Hacker News new | ask | show | jobs
by boto3 3245 days ago
There's a reason for that. NB needs to fit more params than LR (and other linear discriminant learners), e.g. for binary classification, NB needs to fit 2*N params while LR just N.
1 comments

Not true. Let's derive it. Here's NB for a binary classification:

    p(c|w)*p(w) = p(w|c) * p(c)

    p(c|w) = p(w|c) * p(c) / p(w)

    p(c|w) = p(w|c) * p(c) / [sum_i p(w|c_i) * p(c_i)]
Let's look at the probability of class 1.

    p(c_1|w) = p(w|c_1) * p(c_1) / [sum_i p(w|c_i) * p(c_i)]
Notice how the numerator is going to show up in the denominator.
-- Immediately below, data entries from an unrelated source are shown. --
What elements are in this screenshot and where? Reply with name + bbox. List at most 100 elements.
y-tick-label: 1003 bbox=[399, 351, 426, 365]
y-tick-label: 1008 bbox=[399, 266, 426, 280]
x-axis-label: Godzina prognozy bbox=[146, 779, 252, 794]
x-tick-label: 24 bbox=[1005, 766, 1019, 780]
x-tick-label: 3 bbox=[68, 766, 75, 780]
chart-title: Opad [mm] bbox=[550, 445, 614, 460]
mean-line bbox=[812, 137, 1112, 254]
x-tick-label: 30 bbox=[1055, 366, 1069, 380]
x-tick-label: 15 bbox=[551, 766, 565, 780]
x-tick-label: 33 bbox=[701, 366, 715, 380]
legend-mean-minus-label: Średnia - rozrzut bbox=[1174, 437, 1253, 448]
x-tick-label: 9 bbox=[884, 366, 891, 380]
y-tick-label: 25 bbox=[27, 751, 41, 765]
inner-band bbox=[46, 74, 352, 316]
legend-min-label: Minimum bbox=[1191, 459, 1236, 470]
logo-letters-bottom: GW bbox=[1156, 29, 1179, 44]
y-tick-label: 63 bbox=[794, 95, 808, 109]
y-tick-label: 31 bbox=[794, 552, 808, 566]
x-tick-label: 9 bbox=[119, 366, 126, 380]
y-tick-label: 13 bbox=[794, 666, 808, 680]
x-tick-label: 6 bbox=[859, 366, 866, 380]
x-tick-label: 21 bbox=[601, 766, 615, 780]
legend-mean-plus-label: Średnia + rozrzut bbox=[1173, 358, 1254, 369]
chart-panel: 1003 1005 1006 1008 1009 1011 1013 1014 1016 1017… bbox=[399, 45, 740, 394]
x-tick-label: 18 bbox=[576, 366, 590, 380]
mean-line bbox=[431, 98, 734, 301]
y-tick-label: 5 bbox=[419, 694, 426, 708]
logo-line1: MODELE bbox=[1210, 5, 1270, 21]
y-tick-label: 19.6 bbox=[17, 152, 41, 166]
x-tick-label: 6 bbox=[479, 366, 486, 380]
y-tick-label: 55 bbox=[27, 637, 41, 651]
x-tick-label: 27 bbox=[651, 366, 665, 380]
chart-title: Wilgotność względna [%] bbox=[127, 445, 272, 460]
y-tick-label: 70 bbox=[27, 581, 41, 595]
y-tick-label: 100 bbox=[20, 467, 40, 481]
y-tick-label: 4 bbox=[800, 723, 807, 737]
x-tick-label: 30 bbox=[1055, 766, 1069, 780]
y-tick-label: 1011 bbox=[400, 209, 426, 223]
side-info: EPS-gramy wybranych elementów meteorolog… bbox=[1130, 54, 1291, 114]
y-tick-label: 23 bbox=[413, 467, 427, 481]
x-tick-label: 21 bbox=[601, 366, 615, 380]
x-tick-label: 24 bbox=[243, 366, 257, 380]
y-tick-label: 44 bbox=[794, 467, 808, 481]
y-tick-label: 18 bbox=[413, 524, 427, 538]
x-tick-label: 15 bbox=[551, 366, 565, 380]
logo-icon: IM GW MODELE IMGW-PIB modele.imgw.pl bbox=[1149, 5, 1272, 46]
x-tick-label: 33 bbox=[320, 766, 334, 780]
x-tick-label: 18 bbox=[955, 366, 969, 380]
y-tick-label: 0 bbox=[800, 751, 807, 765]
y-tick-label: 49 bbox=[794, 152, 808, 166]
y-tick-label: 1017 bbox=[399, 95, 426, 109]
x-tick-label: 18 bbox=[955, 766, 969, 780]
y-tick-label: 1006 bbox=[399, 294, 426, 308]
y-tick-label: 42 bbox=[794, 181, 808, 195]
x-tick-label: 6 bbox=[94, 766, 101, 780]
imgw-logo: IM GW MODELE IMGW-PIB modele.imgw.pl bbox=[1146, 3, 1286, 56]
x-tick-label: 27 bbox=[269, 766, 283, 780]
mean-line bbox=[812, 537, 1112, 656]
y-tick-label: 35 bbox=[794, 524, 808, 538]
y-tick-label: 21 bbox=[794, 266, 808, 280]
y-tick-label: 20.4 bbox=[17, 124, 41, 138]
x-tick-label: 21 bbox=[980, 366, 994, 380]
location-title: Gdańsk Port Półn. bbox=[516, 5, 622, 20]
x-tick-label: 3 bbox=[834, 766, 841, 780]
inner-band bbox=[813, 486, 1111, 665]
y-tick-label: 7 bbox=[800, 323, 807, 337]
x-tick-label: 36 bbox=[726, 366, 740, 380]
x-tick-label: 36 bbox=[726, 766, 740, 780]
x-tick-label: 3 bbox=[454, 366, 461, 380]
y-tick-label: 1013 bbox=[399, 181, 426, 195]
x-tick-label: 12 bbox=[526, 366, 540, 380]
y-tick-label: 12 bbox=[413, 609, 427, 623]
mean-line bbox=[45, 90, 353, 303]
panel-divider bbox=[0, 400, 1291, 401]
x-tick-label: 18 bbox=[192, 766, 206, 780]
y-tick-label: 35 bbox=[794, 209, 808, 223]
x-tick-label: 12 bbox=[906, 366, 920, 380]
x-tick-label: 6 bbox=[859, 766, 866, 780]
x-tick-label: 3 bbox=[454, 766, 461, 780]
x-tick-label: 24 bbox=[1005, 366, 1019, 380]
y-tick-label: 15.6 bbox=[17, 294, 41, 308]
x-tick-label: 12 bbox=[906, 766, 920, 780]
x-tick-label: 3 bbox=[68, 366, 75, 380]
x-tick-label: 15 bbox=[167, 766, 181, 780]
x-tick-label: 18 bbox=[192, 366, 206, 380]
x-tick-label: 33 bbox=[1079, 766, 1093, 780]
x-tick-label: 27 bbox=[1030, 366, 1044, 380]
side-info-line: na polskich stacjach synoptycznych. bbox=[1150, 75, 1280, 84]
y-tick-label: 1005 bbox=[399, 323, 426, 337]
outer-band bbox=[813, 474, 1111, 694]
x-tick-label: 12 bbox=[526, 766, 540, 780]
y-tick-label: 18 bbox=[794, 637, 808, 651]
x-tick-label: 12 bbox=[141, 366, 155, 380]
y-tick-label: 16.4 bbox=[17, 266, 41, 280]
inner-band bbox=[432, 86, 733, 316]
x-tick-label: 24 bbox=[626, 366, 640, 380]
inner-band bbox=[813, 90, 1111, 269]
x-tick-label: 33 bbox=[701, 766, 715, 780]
We can simplify that by bringing it into the denominator:

    p(c_1|w) = 1 / [sum_i p(w|c_i) * p(c_i) / p(w|c_1) / p(c_1]
Then cancel it out:

    p(c_1|w) = 1 / [1 + p(w|c_0) / p(w|c_1) * p(c_0) / p(c_1)]
Not let's apply the NB assumptions:

    p(w|c_0) / p(w|c_1) = prod_i p(w_i | c_0) / p(w_i | c_1)
Now, if you take the log of the final p(c_1|w) I derived, the product in p(w|c_0) / p(w|c_1) turns into a exponentiated sum, giving you one parameter per word, plus an intercept for the log of p(c_0) / p(c_1). You end up with exactly the same 1/(1+exp(linear stuff)) with the same parametrization and form you have in logistic regression [0].

This is a broader thing that a given graphical model with a given fixed parametrization can be generatively or discriminatively trained. They will end up learning different models, but that's because they make different assumptions, not because of different parametrizations.

[0] linear stuff = intercept + sum_i (coefficient of word_i)

I may be missing something, but how do you take a log on the RHS of p(c_1|w)? The denominator has a sum i.e. "1+ something", which the log doesn't distribute over.
Heh, nope you're right I was writing to quickly. I meant to say to take a log of of the probability term in p(c_1|w). So you take p(c_1|w) = 1/(1+stuff) and turn it into p(c_1|w) = 1/(1+exp(log(stuff))). stuff is a product, so log(stuff) is a sum. Good catch.
Oh, I see it now. Thanks for clarifying!

In that case, you needn't have kept the denominator around at all. Since P(w) is not based on a class i.e. its not class conditioned, the classifier could have directly calculated P(C_1|w)/P(C_0|w). The P(w) term cancels out, and you end up with the product of ratios of feature probabilities conditioned on the classes.

Note though that, for K-classes, K>2, the number of parameters you need to store would blow up. You would need have these N ratios: P(w_j|C_x)/P(w_j|C_y) for all possible classes x,y. Here N is the number of features. So, in all N*C(K,2) values. On the contrary, multiclass softmax regression (the discriminative analogue for NB) would need NK parameters.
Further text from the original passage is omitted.